The Black Management Forum (BMF) has been pushing since last year for stiffer penalties of up to 10% of turnover for companies that do not comply with the requirements of Black Economic Empowerment (BEE). According to the BMF, existing fines are so small as to be ineffective and the proposed penalty would be a stronger deterrent.
However, according to Keith Levenstein, CEO of EconoBEE, a company that consults on broad-based black economic empowerment (BBBEE) issues, the likelihood of such a penalty coming into effect is zero.
“The BEE Act itself has no penalties. The type of punishment the BMF has called for would require the entire Act to be rewritten, while the whole approach to BEE has been to encourage compliance via procurement.”
Interestingly enough the BEE Act applies only to government and public entities. It applies to companies solely via the procurement element. “The only law that a company faces is the law of economics – if your customer wants your BEE scorecard, and you do not have one, then you stand the chance of losing their business,” says Levenstein.

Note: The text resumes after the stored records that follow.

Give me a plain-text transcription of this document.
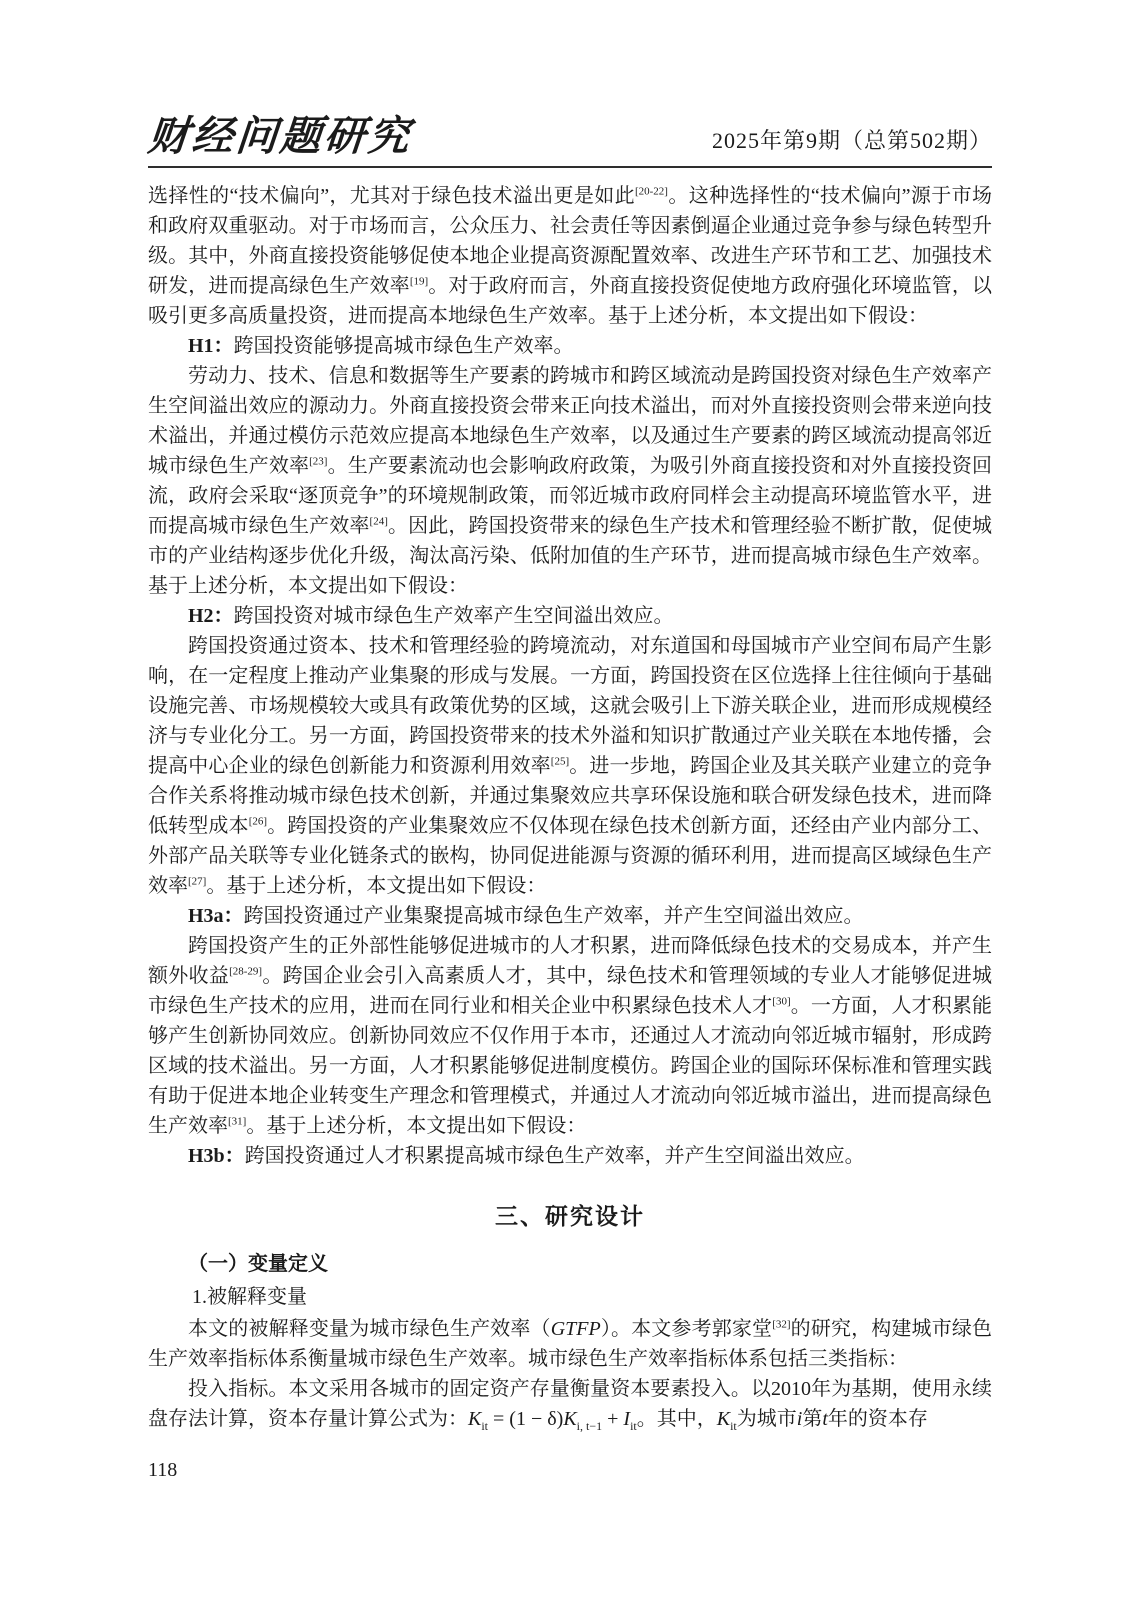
财经问题研究	2025年第9期（总第502期）

选择性的“技术偏向”，尤其对于绿色技术溢出更是如此[20-22]。这种选择性的“技术偏向”源于市场和政府双重驱动。对于市场而言，公众压力、社会责任等因素倒逼企业通过竞争参与绿色转型升级。其中，外商直接投资能够促使本地企业提高资源配置效率、改进生产环节和工艺、加强技术研发，进而提高绿色生产效率[19]。对于政府而言，外商直接投资促使地方政府强化环境监管，以吸引更多高质量投资，进而提高本地绿色生产效率。基于上述分析，本文提出如下假设：

H1：跨国投资能够提高城市绿色生产效率。

劳动力、技术、信息和数据等生产要素的跨城市和跨区域流动是跨国投资对绿色生产效率产生空间溢出效应的源动力。外商直接投资会带来正向技术溢出，而对外直接投资则会带来逆向技术溢出，并通过模仿示范效应提高本地绿色生产效率，以及通过生产要素的跨区域流动提高邻近城市绿色生产效率[23]。生产要素流动也会影响政府政策，为吸引外商直接投资和对外直接投资回流，政府会采取“逐顶竞争”的环境规制政策，而邻近城市政府同样会主动提高环境监管水平，进而提高城市绿色生产效率[24]。因此，跨国投资带来的绿色生产技术和管理经验不断扩散，促使城市的产业结构逐步优化升级，淘汰高污染、低附加值的生产环节，进而提高城市绿色生产效率。基于上述分析，本文提出如下假设：

H2：跨国投资对城市绿色生产效率产生空间溢出效应。

跨国投资通过资本、技术和管理经验的跨境流动，对东道国和母国城市产业空间布局产生影响，在一定程度上推动产业集聚的形成与发展。一方面，跨国投资在区位选择上往往倾向于基础设施完善、市场规模较大或具有政策优势的区域，这就会吸引上下游关联企业，进而形成规模经济与专业化分工。另一方面，跨国投资带来的技术外溢和知识扩散通过产业关联在本地传播，会提高中心企业的绿色创新能力和资源利用效率[25]。进一步地，跨国企业及其关联产业建立的竞争合作关系将推动城市绿色技术创新，并通过集聚效应共享环保设施和联合研发绿色技术，进而降低转型成本[26]。跨国投资的产业集聚效应不仅体现在绿色技术创新方面，还经由产业内部分工、外部产品关联等专业化链条式的嵌构，协同促进能源与资源的循环利用，进而提高区域绿色生产效率[27]。基于上述分析，本文提出如下假设：

H3a：跨国投资通过产业集聚提高城市绿色生产效率，并产生空间溢出效应。

跨国投资产生的正外部性能够促进城市的人才积累，进而降低绿色技术的交易成本，并产生额外收益[28-29]。跨国企业会引入高素质人才，其中，绿色技术和管理领域的专业人才能够促进城市绿色生产技术的应用，进而在同行业和相关企业中积累绿色技术人才[30]。一方面，人才积累能够产生创新协同效应。创新协同效应不仅作用于本市，还通过人才流动向邻近城市辐射，形成跨区域的技术溢出。另一方面，人才积累能够促进制度模仿。跨国企业的国际环保标准和管理实践有助于促进本地企业转变生产理念和管理模式，并通过人才流动向邻近城市溢出，进而提高绿色生产效率[31]。基于上述分析，本文提出如下假设：

H3b：跨国投资通过人才积累提高城市绿色生产效率，并产生空间溢出效应。

三、研究设计
（一）变量定义
1.被解释变量

本文的被解释变量为城市绿色生产效率（GTFP）。本文参考郭家堂[32]的研究，构建城市绿色生产效率指标体系衡量城市绿色生产效率。城市绿色生产效率指标体系包括三类指标：

投入指标。本文采用各城市的固定资产存量衡量资本要素投入。以2010年为基期，使用永续盘存法计算，资本存量计算公式为：$K_{it} = (1 - \delta)K_{i, t-1} + I_{it}$。其中，$K_{it}$为城市i第t年的资本存

118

He says the BBBEE Act and Codes of Good Practice have been well designed and written, and having a legal penalty would change the whole concept of BEE. “Again, it must be noted that the possibility of losing business due to a lack of a scorecard is more than sufficient motivation for a company,” he adds.
Levenstein makes the point that for companies, BEE is no more onerous than other regulations and red tape that affect businesses.
“As an act, it is actually one of the more “benign” ones. Doing VAT is a difficult job, and applying for a liquor licence is even harder. BEE is just a more emotional topic for many businesses.”
Practical Steps to BEE Compliance
Small-to-medium size businesses need to realise that becoming BEE complaint is no different from giving their customers good service. “If a customer wants delivery today, a good supplier will try to achieve exactly that,” Levenstein says. “If a customer wants an invoice or statement today, the good businesses do it. If a customer wants a BEE scorecard, the first-rate business will recognise this and supply it.”
BEE covers seven elements of a business, but an SME with a turnover of less than R35 million is able to choose four of the seven elements, making it easy to earn a good score.
10-Steps to Compliance
Levenstein recommends these steps to become compliant:
- Learn about BEE – get to understand what the codes say
- Look at where BEE is likely to affect you
- Look at the indicators to find ways of scoring points
- Collect documents around the indicators where points can be scored
- Do an initial calculation to find out how many points you have achieved
- Design your scorecard, profiles, policies and strategies around BEE and display your scorecard level
- Put effort into earning the points
- Do a final self-rating and sign it once you are completely satisfied
- Look for ways to find more points on the scorecard
- Get an independent organisation such as an auditor or rating agency to sign off your scorecard.